Sidang putusan praperadilan kasus tabrak lari Flyover Manahan Solo di Pengadilan Negeri Kota Solo, Senin (19/8/2019). (Solopos-Ichsan Kholif Rahman)

Solopos.com, SOLO -- Hakim Tunggal Pandu Budiono memutuskan menolak permohonan praperadilan yang diajukan Lembaga Pengawasan dan Pengawalan Penegakan Hukum Indonesia (LP3HI) dengan termohon Polresta Solo dalam sidang putusan praperadilan kasus tabrak lari Flyover Manahan Solo di Pengadilan Negeri Kota Solo, Senin (19/8/2019).

Hakim Pandu Budiono mengabulkan jawaban pihak Polresta Solo untuk menolak gugatan yang diajukan LP3HI terhadap Polresta Solo.

"Menolak seluruh gugatan praperadilan yang diajukan oleh pemohon atau LP3HI dan biaya praperadilan sepenuhnya dibebankan kepada pemerintah Indonesia dengan jumlah nihil," ujar hakim dalam persidangan.

Terkait putusan itu, LP3HI lantas mengultimatum pelaku tabrak lari yang mengakibatkan Retnoningtri, 54, Kecamatan Serengan, Solo, meninggal dunia agar menyerahkan diri kepada kepolisian dalam satu bulan per Senin ini.

"Tidak apa-apa kami kalah dalam praperadilan ini.

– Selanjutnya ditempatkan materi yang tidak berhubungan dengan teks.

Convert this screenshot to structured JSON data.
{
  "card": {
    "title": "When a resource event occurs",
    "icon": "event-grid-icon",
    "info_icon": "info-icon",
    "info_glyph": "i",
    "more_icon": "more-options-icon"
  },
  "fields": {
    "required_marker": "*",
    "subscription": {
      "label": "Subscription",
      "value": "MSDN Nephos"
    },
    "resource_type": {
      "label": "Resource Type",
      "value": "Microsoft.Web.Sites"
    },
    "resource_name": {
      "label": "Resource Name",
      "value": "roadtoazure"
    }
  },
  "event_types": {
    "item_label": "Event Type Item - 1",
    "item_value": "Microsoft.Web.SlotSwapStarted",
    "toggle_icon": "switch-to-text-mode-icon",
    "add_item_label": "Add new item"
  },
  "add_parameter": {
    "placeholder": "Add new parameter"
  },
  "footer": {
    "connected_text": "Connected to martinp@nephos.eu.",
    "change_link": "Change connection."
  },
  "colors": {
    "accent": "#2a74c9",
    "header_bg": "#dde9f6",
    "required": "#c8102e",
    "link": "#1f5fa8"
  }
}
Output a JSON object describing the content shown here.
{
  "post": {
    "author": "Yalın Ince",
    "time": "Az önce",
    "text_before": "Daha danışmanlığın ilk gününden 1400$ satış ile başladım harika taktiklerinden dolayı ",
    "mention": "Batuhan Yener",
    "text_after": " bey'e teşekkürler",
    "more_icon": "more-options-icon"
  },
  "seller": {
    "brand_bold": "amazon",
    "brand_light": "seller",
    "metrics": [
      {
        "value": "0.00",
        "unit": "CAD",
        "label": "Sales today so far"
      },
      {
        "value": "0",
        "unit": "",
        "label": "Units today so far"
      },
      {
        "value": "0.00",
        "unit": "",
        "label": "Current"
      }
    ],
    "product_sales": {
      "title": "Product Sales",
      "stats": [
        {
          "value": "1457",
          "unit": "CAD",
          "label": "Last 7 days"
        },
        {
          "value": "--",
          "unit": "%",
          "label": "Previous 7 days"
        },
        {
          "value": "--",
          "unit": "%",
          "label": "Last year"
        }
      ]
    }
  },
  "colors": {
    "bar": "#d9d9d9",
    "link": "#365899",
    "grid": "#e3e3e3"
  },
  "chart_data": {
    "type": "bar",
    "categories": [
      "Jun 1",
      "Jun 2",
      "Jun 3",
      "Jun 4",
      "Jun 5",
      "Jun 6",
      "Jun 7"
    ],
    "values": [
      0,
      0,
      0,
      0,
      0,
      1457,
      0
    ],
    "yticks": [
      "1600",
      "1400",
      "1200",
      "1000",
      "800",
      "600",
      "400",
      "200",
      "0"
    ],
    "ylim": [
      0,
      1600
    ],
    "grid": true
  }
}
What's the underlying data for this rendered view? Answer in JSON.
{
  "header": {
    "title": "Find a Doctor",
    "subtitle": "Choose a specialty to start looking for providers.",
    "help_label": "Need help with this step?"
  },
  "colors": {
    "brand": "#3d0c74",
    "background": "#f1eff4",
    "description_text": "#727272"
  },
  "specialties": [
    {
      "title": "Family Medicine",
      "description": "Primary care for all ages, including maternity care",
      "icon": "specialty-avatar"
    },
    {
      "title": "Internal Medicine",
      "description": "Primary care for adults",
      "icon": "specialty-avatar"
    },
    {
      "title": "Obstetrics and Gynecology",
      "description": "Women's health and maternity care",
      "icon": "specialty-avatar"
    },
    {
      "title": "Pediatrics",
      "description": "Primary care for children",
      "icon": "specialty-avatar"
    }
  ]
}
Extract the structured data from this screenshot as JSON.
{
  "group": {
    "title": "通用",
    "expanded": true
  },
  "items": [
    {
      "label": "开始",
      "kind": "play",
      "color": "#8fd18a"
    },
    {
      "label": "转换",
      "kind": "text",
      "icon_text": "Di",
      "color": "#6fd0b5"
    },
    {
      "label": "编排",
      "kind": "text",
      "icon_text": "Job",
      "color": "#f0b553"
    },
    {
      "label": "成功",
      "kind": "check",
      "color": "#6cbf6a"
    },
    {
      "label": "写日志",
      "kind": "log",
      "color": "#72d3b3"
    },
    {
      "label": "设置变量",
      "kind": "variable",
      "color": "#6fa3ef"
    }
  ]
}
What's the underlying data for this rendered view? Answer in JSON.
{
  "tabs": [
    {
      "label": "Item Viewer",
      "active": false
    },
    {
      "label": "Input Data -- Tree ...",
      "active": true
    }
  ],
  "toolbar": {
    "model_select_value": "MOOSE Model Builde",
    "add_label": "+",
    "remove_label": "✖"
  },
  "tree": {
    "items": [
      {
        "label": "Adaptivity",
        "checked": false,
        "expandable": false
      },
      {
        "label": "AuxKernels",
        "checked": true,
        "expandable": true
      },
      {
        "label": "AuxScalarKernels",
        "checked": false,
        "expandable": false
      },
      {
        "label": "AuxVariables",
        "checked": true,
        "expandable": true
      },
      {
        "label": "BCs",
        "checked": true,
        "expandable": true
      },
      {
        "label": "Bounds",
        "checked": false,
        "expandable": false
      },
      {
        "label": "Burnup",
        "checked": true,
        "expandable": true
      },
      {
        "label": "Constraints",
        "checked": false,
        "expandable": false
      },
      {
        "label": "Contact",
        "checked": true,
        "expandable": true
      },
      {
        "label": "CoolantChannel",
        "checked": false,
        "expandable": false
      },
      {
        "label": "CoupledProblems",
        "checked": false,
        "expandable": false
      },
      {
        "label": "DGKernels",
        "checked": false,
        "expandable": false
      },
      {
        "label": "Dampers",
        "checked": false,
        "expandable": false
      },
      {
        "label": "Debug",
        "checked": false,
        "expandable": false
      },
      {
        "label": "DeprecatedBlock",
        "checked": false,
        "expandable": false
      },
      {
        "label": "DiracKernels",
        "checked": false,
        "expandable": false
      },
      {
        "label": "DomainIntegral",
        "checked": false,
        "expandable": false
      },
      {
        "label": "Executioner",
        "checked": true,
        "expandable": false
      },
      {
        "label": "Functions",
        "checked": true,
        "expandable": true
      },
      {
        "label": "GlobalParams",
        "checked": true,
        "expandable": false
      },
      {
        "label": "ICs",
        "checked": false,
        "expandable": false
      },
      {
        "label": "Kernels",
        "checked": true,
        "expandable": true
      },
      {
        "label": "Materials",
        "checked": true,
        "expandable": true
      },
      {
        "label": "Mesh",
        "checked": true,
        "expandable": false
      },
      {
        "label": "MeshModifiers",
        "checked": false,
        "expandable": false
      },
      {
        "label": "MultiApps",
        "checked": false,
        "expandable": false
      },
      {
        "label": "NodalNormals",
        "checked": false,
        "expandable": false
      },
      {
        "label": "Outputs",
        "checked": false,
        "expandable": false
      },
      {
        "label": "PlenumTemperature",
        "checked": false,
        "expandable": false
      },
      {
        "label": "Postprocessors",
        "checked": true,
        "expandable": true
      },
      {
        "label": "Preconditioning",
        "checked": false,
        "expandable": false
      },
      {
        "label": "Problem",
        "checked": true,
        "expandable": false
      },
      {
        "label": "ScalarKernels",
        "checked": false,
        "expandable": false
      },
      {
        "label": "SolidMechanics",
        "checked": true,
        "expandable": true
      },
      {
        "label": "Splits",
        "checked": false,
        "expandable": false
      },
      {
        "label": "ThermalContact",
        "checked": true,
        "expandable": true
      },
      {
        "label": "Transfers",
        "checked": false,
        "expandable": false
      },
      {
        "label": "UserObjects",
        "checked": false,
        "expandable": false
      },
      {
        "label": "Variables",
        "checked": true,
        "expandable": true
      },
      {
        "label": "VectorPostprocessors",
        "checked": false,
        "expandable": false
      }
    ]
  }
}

Tapi ingat kasus-kasus lainnya tidak hanya cukup dengan satu kali gugatan. Sepuluh kali gugatan pun kami siap. Hari ini kami langsung kembali menggugat Polresta Solo ditambah dengan Polda Jateng. Ini bukan kami tidak menghormati kepolisian, namun untuk mengejar rasa keadilan. Ada peristiwa hukum tentunya harus ada tersangka," ujar Ketua LP3HI, Arif Sahudi

Penasihat hukum Polresta Solo, Iptu Rini Pangestu, mengatakan biasa saja dengan putusan hakim yang memenangkan pihak Polresta Solo. Sebelumnya, ia menyampaikan pihak Polresta Solo masih melakukan penyelidikan bukan penghentian penyidikan seperti yang diajukan oleh pihak LP3HI.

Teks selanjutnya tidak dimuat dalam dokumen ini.